Starting Jan. 1, those parking spaces will cost commuters $40 per month and $120 per quarter. Currently it costs $20 per month and $45 per quarter to park in the commuter spaces along the BNSF tracks in Brookfield.
However, parking rates were not raised for the commuter lot behind the Brookfield village hall, 8820 Brookfield Ave. Spaces in that lot will still cost commuters $1 per day. Commuters using that lot must deposit a daily payment in a drop-box.
Trustees voting for the parking increase reiterated their view that the village needed to raise enough money from parking to maintain and improve not only the parking spaces themselves but the Prairie Avenue commuter rail station as well.
“We’ve seen no increase for the past 15 years,” Trustee Kit Ketchmark said. “We have a responsibility to monitor these changes and have them relate to costs.”
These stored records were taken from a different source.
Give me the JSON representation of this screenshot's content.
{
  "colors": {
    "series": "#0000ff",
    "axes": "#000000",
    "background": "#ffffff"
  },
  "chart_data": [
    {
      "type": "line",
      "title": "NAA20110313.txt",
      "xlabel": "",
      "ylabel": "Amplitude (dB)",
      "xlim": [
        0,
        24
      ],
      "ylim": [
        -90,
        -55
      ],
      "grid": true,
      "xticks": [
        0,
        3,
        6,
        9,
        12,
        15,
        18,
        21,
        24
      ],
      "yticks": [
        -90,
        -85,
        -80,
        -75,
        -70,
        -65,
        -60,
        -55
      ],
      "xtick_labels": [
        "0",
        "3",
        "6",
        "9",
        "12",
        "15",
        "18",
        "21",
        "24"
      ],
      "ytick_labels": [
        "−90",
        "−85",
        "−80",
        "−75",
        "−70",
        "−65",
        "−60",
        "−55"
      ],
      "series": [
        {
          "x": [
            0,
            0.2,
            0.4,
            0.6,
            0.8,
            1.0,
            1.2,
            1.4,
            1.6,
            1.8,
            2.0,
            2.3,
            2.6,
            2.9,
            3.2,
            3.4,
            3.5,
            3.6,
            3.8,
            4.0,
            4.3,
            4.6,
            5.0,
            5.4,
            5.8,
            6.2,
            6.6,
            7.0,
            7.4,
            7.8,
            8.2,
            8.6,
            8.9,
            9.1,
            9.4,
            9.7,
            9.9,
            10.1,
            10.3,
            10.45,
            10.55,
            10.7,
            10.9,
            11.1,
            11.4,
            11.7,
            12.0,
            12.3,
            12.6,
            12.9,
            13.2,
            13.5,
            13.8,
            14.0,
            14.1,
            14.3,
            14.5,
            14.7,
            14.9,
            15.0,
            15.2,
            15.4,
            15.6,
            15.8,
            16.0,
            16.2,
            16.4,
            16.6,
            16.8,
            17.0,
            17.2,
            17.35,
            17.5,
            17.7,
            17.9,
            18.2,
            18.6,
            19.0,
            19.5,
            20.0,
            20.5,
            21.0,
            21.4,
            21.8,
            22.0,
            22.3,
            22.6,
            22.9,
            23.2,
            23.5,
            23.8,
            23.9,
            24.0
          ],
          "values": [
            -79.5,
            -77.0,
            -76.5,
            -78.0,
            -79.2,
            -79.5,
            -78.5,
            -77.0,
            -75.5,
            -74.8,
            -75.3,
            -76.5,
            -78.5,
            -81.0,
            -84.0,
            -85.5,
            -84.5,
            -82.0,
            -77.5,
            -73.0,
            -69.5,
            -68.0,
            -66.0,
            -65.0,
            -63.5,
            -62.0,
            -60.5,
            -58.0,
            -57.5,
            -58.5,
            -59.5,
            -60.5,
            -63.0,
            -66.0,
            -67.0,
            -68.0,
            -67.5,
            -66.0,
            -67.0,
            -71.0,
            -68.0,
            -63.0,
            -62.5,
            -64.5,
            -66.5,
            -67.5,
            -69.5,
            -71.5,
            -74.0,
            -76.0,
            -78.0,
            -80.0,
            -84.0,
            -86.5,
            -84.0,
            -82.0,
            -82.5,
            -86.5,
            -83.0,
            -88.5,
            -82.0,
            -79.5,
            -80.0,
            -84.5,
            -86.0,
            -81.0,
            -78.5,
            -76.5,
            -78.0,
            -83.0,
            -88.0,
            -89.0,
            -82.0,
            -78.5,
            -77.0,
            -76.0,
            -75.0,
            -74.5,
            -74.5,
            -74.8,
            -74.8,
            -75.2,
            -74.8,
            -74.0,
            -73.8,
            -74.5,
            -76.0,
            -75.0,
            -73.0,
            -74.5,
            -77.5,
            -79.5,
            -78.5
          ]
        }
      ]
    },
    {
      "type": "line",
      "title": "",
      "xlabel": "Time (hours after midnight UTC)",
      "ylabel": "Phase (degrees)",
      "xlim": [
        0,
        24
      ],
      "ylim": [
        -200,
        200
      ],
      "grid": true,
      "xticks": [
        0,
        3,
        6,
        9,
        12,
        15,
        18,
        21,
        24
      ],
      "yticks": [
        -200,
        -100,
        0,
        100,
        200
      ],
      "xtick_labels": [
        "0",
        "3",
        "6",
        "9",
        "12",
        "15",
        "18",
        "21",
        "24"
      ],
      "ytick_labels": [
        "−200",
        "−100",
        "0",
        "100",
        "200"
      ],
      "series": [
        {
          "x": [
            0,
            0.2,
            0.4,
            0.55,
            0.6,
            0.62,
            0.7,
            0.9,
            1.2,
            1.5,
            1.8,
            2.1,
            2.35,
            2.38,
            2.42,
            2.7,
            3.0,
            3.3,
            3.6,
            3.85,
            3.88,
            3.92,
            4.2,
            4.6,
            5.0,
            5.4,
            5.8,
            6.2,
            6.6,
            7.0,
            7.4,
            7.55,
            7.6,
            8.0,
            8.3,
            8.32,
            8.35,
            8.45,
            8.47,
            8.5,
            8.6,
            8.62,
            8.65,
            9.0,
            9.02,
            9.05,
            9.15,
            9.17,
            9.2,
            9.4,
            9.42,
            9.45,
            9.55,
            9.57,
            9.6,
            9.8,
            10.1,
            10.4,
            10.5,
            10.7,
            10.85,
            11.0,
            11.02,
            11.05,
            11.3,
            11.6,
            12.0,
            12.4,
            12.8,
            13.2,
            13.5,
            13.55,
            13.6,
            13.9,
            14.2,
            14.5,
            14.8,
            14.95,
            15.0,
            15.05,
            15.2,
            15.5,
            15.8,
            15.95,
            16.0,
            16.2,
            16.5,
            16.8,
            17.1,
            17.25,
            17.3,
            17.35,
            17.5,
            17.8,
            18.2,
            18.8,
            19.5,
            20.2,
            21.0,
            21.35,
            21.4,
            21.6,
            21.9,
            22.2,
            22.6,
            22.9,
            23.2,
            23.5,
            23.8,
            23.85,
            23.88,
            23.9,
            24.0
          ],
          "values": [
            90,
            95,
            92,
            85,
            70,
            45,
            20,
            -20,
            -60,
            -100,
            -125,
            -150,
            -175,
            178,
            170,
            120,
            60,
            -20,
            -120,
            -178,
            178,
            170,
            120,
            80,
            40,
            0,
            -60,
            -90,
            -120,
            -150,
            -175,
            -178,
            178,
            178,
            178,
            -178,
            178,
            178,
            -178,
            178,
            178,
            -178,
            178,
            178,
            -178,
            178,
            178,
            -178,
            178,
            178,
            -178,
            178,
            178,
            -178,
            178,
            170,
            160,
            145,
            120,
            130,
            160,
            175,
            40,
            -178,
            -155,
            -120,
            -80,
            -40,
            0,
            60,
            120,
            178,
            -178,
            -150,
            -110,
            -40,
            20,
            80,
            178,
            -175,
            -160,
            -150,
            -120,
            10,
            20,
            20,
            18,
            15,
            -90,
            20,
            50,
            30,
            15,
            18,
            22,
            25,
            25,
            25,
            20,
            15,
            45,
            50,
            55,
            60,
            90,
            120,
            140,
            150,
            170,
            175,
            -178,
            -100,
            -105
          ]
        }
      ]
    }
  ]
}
Stevanovich said she didn’t disagree with a hike in commuter parking rates, suggesting that she’d support raising the rate to $30 per month and $90 per quarter. Her motion to amend the ordinance died for lack of a second.
“I’m opposed to such a rash increase,” Stevanovich said. “It’s not fair to those people parking there now.”
Brookfield resident Jim Hubacek, a longtime commuter, said the increase was not in the best interest of commuters or businesses in the village.
“My concern is that such an increase is excessive and exceeds the going market rate in other communities,” Hubacek said. “This decision really does not help the village.”
Hubacek and Stevanovich suggested commuters may abandon Brookfield in favor of places like LaGrange for commuter parking. Stevanovich also encouraged commuters to park in the cheaper lot behind village hall.
Village President Michael Garvey said while he appreciated Stevanovich’s desire to help commuters, he backed the increase.
“This is an attempt to reduce the money we’re losing by providing basic services,” Garvey said. “We have an obligation to provide maintenance, and this will allow us to do some of those improvements.”